As a Crossfit community we are all clear regarding the importance of exercise and training, but how much do we know about fueling our bodies pre and post workout?
Fueling your body pre and post workout will have a significant effect not only on performance, but also on recovery, sustainability, body composition, sleep and all round mood (No-one likes a hangry crossfitter). The following blog will outline the importance of fueling and touch upon the perception and understanding of natural resources vs supplements.

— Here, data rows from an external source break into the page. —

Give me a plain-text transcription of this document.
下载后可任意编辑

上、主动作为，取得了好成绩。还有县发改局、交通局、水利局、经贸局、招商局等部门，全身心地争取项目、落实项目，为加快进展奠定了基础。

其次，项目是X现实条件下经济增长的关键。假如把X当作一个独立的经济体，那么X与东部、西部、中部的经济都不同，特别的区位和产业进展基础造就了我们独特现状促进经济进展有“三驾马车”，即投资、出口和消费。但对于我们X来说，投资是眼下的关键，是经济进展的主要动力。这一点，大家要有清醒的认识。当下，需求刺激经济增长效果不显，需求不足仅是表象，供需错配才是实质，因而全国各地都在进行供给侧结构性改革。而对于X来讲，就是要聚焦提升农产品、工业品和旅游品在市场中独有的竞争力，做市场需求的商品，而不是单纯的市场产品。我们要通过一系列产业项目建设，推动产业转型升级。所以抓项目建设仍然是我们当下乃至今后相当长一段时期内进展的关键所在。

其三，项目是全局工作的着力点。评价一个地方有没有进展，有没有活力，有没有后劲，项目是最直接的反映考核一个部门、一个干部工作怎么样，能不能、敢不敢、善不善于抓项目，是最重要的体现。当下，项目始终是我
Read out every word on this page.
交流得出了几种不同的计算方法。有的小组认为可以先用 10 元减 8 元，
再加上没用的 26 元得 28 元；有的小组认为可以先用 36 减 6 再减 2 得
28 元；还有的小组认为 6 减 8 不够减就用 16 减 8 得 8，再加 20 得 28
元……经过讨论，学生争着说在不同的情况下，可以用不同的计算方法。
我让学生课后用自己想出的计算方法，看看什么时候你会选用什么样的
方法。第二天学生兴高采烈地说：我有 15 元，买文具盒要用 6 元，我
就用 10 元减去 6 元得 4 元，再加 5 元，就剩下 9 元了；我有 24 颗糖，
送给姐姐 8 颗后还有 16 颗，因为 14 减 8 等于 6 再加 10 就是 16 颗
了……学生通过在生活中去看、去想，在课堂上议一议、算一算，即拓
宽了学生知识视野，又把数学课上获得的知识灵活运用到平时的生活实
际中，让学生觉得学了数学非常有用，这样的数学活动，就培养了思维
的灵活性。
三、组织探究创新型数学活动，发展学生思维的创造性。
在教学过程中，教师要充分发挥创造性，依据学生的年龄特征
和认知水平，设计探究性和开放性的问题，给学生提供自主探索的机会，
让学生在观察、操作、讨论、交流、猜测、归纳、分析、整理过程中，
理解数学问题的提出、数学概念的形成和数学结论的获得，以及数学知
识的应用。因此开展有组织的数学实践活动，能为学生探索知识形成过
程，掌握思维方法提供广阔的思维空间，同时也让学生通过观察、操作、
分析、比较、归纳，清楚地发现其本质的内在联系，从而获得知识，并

When considering your pre and post workout fuel there are 5 components to consider-
- What am I training for? Competition, weight loss, muscle gain, social interaction or body maintenance
- What time do I train? First thing in the morning, middle off the day, right before a night shift or just before bed
- Natural vs supplement… whey protein vs a natural source like chicken or fish
- Body type, are you able to endure caffeine or do you have a intolerance to gluten
- Taste – what tastes good to you
The common perception when hearing the term pre workout is a scoop with bright colored powder in, or a meme with a person in the gym who is all excited and ready to go. This is not the case. A simple break down of pre workout fuel components is hydration, carbs ad amino acids. When discussing carbohydrates it is important that we remember they are our friend. We store carbohydrates in our bodies as glycogen, of which is stored within our muscles and liver. When exercising we use glycogen as our fuel, and as the intensity increases we require more of this energy source. Knowing the right carbs to eat and how much will play a key role in its support as fuel to your workout. Amino acids are the building blocks of muscle tissue, so it is imperative that we have have these in our system before working out. Should we not have this our body will break down the muscle tissue and have no tools to repair it with. This means your body goes into a catabolic state and eats away at your hard earned muscle mass.
Pre-workout supplements can be discussed at length and to many hold both pros and cons. Each coach and athlete will have a different perception on whether it is a good idea or effective and preach what effectively works for them. When discussing such supplements, we must remember that we are all different, and our bodies will react uniquely to what we put into our systems. While some pre workouts do have carbs, the majority don’t. They are carb and calorie free, so the question is what is it that is fueling your body? Caffeine, beetroot juice and creatine monohydrate are all common ingredients to pre workout and have be shown to enhance performance. Caffeine will improve alertness and energy, therefore in theory it will enhance your capacity to exercise with regard to effort output and endurability. Beetroot juice, is a component that is slightly less studied within the field, in regards to its effects within pre workout. However, relevant studies have shown the effects of increased levels of nitric oxide which is proven to enhance cardiovascular performance. A natural vasodialator, nitric oxide expands the bodies bloody vessels, increasing blood flow and decreasing how hard the heart has to work during any given workout. Creatine the final component to discuss is a derivative of 3 amino acids and is naturally produced by the body and stored in the body as a quick source of energy. While many studies support that such supplement will assist in increasing muscle strength and mass, creatine has also come under fire for being a cause of fluid retention causing bloating and dehydration.
When discussing post workout, something that consistently gets underestimated is rest and sleep. To keep it short and sweet, simply put an ideal amount of sleep to get in order to perform out our peak is 7-9 hours.
To perform at our best, we will need a combination of carbohydrates and protein in our post workout meal to cover all aspects of recovery. The carbohydrates will replenish the glycogen stores, and our protein source will support the repair of damaged muscle, and growth of new muscle.
Now this is a generic blog, however, most literature agrees on a range between 20 to 30g of protein post-workout depending on your size, lean muscle mass, gender, genetics, etc.